Glassman recognizes the importance of providing permanent housing to people who don't enjoy the benefits of a home. Consider some of his wisdom:
It quickly became apparent to us that the usual approach to caring for the homeless--which was to house them in motels at great expense--was not working, and in fact could not work. Since the motels could make more money on weekends by renting rooms to prostitutes and their clients, they would routinely turn out homeless families on Fridays. Mothers or fathers didn't know where they would be when their children returned from the schools they were bussed to, and the kids whose parents weren't there to receive them after school would be taken into custody by the welfare agencies and often never returned. As a result, parents kept their children out of school. Single mothers or fathers couldn't rent apartments without money, and they couldn't get jobs without training, and they couldn't get training without child care. Given this self-perpetuating cycle, it was hardly surprising that so many succumbed to despair and drugs.
Much of what passes for help is nothing more than a quick fix. You take, say, three thousand dollars and rent a motel room that puts a temporary roof over a person's head for a few nights.

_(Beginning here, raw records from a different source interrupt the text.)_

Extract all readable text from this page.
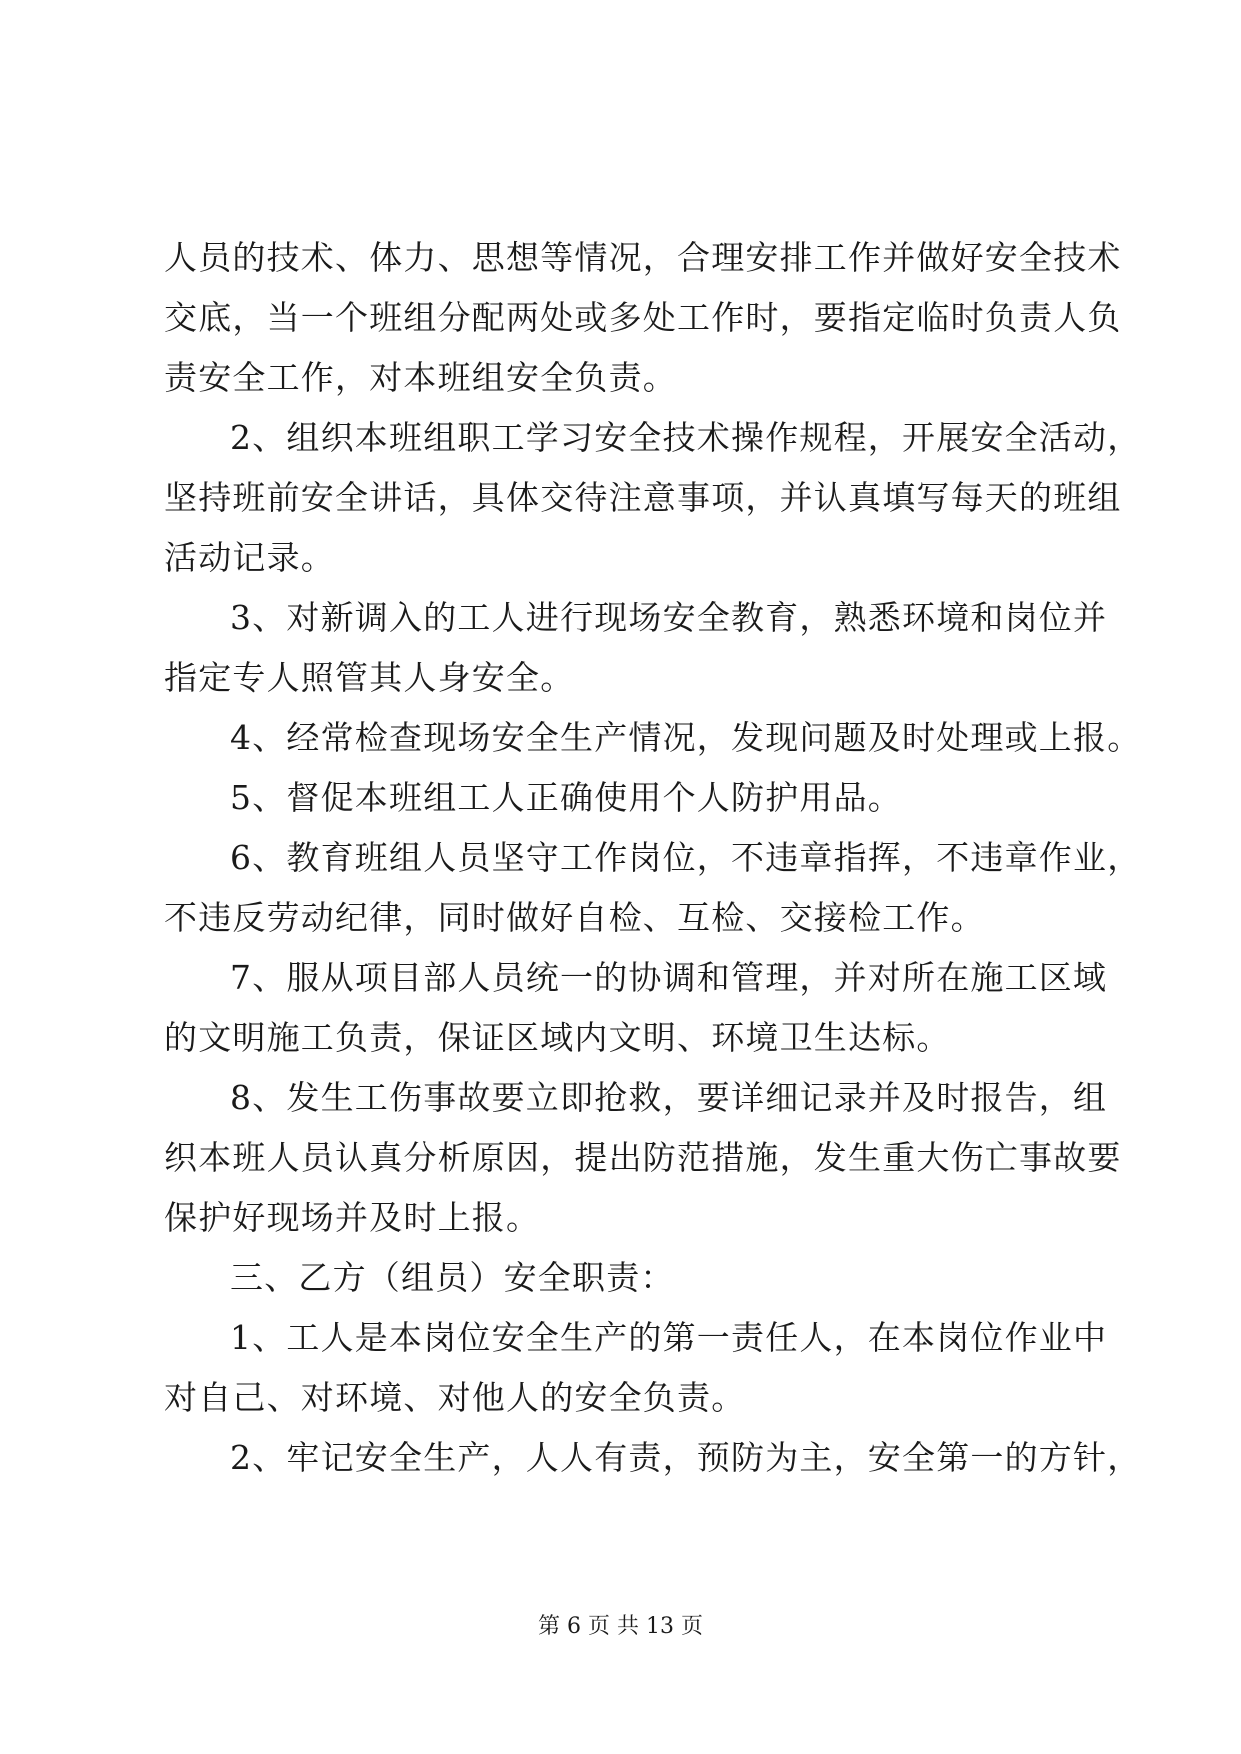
人员的技术、体力、思想等情况，合理安排工作并做好安全技术
交底，当一个班组分配两处或多处工作时，要指定临时负责人负
责安全工作，对本班组安全负责。

2、组织本班组职工学习安全技术操作规程，开展安全活动，
坚持班前安全讲话，具体交待注意事项，并认真填写每天的班组
活动记录。

3、对新调入的工人进行现场安全教育，熟悉环境和岗位并
指定专人照管其人身安全。

4、经常检查现场安全生产情况，发现问题及时处理或上报。

5、督促本班组工人正确使用个人防护用品。

6、教育班组人员坚守工作岗位，不违章指挥，不违章作业，
不违反劳动纪律，同时做好自检、互检、交接检工作。

7、服从项目部人员统一的协调和管理，并对所在施工区域
的文明施工负责，保证区域内文明、环境卫生达标。

8、发生工伤事故要立即抢救，要详细记录并及时报告，组
织本班人员认真分析原因，提出防范措施，发生重大伤亡事故要
保护好现场并及时上报。

三、乙方（组员）安全职责：

1、工人是本岗位安全生产的第一责任人，在本岗位作业中
对自己、对环境、对他人的安全负责。

2、牢记安全生产，人人有责，预防为主，安全第一的方针，

第 6 页 共 13 页
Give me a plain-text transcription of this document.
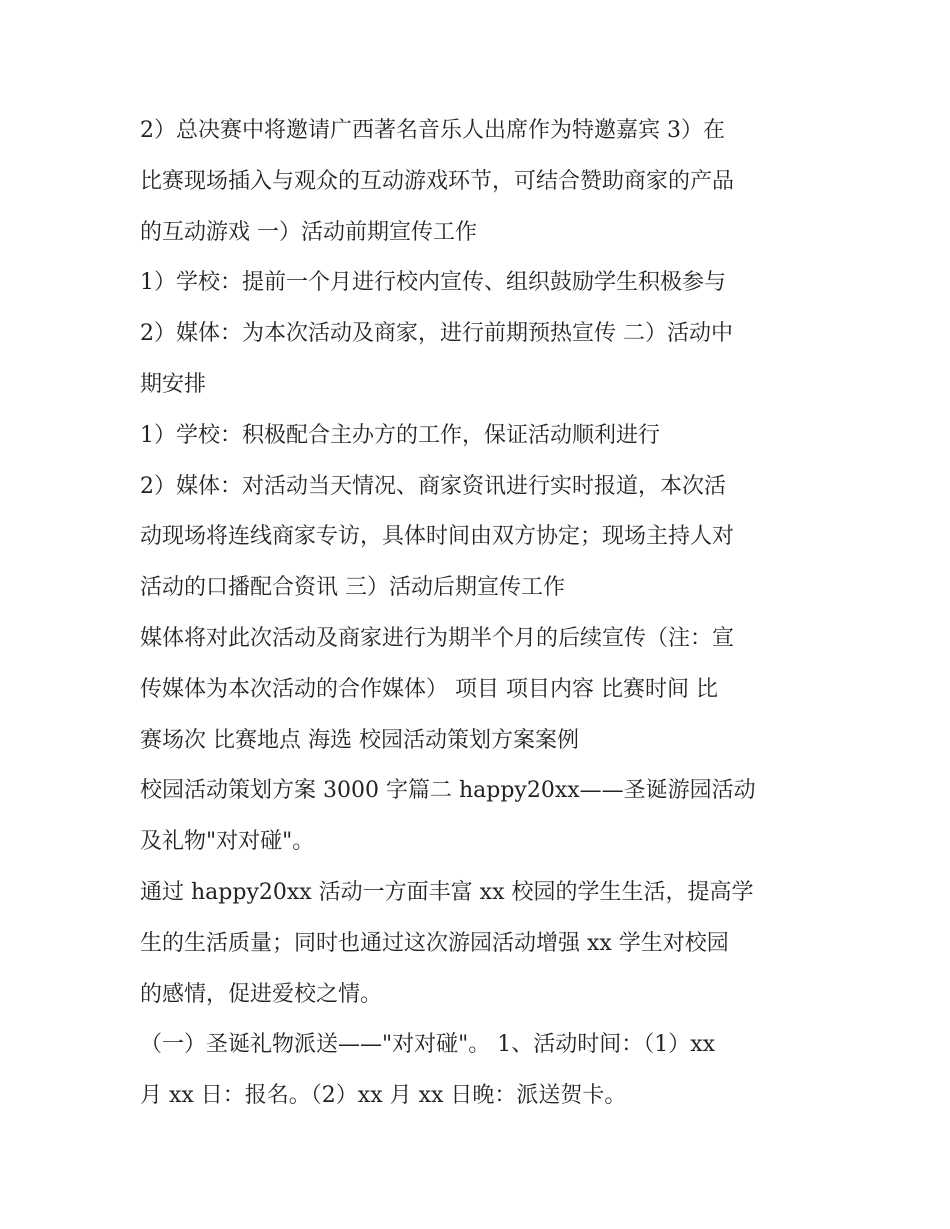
2）总决赛中将邀请广西著名音乐人出席作为特邀嘉宾 3）在
比赛现场插入与观众的互动游戏环节，可结合赞助商家的产品
的互动游戏 一）活动前期宣传工作
1）学校：提前一个月进行校内宣传、组织鼓励学生积极参与
2）媒体：为本次活动及商家，进行前期预热宣传 二）活动中
期安排
1）学校：积极配合主办方的工作，保证活动顺利进行
2）媒体：对活动当天情况、商家资讯进行实时报道，本次活
动现场将连线商家专访，具体时间由双方协定；现场主持人对
活动的口播配合资讯 三）活动后期宣传工作
媒体将对此次活动及商家进行为期半个月的后续宣传（注：宣
传媒体为本次活动的合作媒体） 项目 项目内容 比赛时间 比
赛场次 比赛地点 海选 校园活动策划方案案例
校园活动策划方案 3000 字篇二 happy20xx——圣诞游园活动
及礼物"对对碰"。
通过 happy20xx 活动一方面丰富 xx 校园的学生生活，提高学
生的生活质量；同时也通过这次游园活动增强 xx 学生对校园
的感情，促进爱校之情。
（一）圣诞礼物派送——"对对碰"。 1、活动时间：（1）xx
月 xx 日：报名。（2）xx 月 xx 日晚：派送贺卡。
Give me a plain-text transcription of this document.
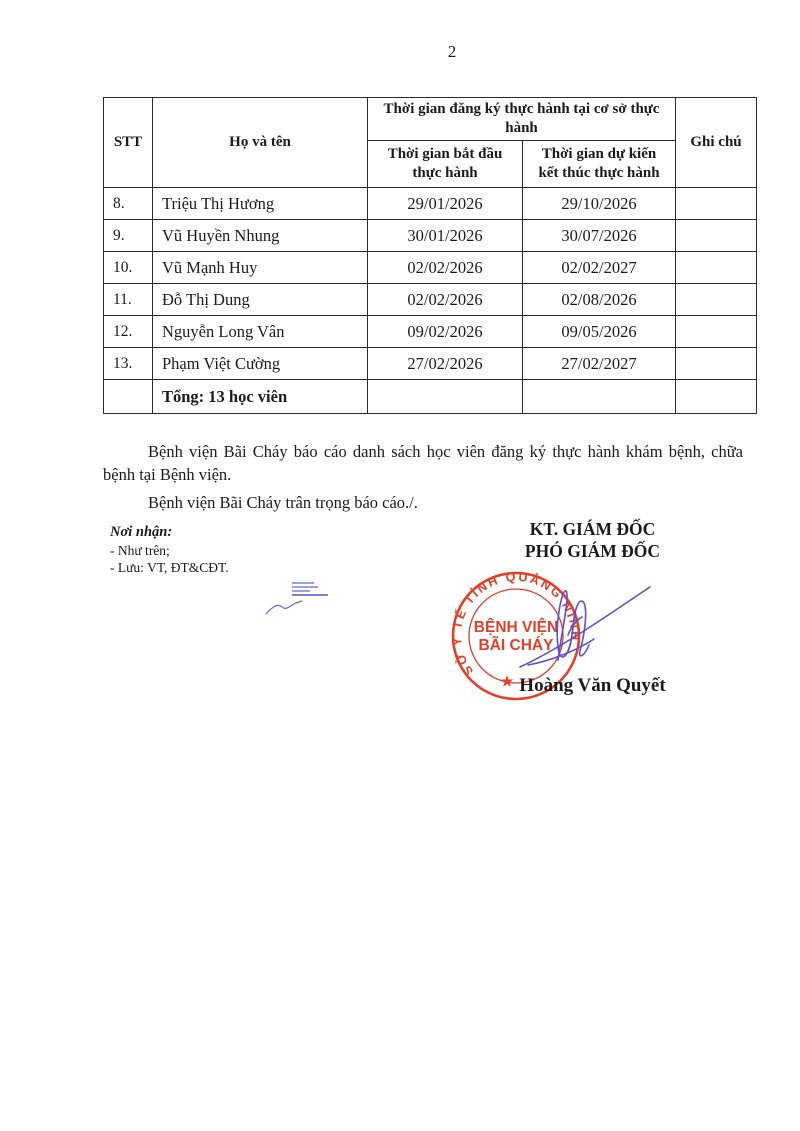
2
STT	Họ và tên	Thời gian đăng ký thực hành tại cơ sở thực hành		Ghi chú
		Thời gian bắt đầu thực hành	Thời gian dự kiến kết thúc thực hành	
8.	Triệu Thị Hương	29/01/2026	29/10/2026	
9.	Vũ Huyền Nhung	30/01/2026	30/07/2026	
10.	Vũ Mạnh Huy	02/02/2026	02/02/2027	
11.	Đỗ Thị Dung	02/02/2026	02/08/2026	
12.	Nguyễn Long Vân	09/02/2026	09/05/2026	
13.	Phạm Việt Cường	27/02/2026	27/02/2027	
	Tổng: 13 học viên			

Bệnh viện Bãi Cháy báo cáo danh sách học viên đăng ký thực hành khám bệnh, chữa bệnh tại Bệnh viện.

Bệnh viện Bãi Cháy trân trọng báo cáo./.

Nơi nhận:
- Như trên;
- Lưu: VT, ĐT&CĐT.
KT. GIÁM ĐỐC
PHÓ GIÁM ĐỐC
SỞ Y TẾ TỈNH QUẢNG NINH
BỆNH VIỆN
BÃI CHÁY
★ Hoàng Văn Quyết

But the person is really being treated as garbage, that has to be hidden away for a little while. Nothing in that money helps the person get out of the cycle.
It's like eating fast food instead of a real meal. You provide an immediate rush of sugar, which creates a hypoglycemic condition. Your physical state actually gets worse after a quick fix of fast food. You could, for example, take people into the country for three months and provide them with jobs, housing and child care. But if they returned to the city after that time and there were no jobs, housing, or child care, they would be back in the same cycle.
Most people could see that only a holistic, totally integrated approach could break the cycle of homelessness and poverty. We had to include all the elements and ingredients of a good meal. the biggest and most immediate problem, of course, was to provide some kind of stability, which for the homeless meant permanent housing (Bernard Glassman and Rick Fields, Instructions to the Cook: A Zen Master's Lessons in Living a Life That Matters, pages 100-101).
Our experience in Dallas confirms the truth of Glassman's perspective. Housing, permanent, fit, safe housing will be the key to ending homelessness in our cities.
Reactions from your experience? What are groups doing to address the problem of homelessness where you find yourself today?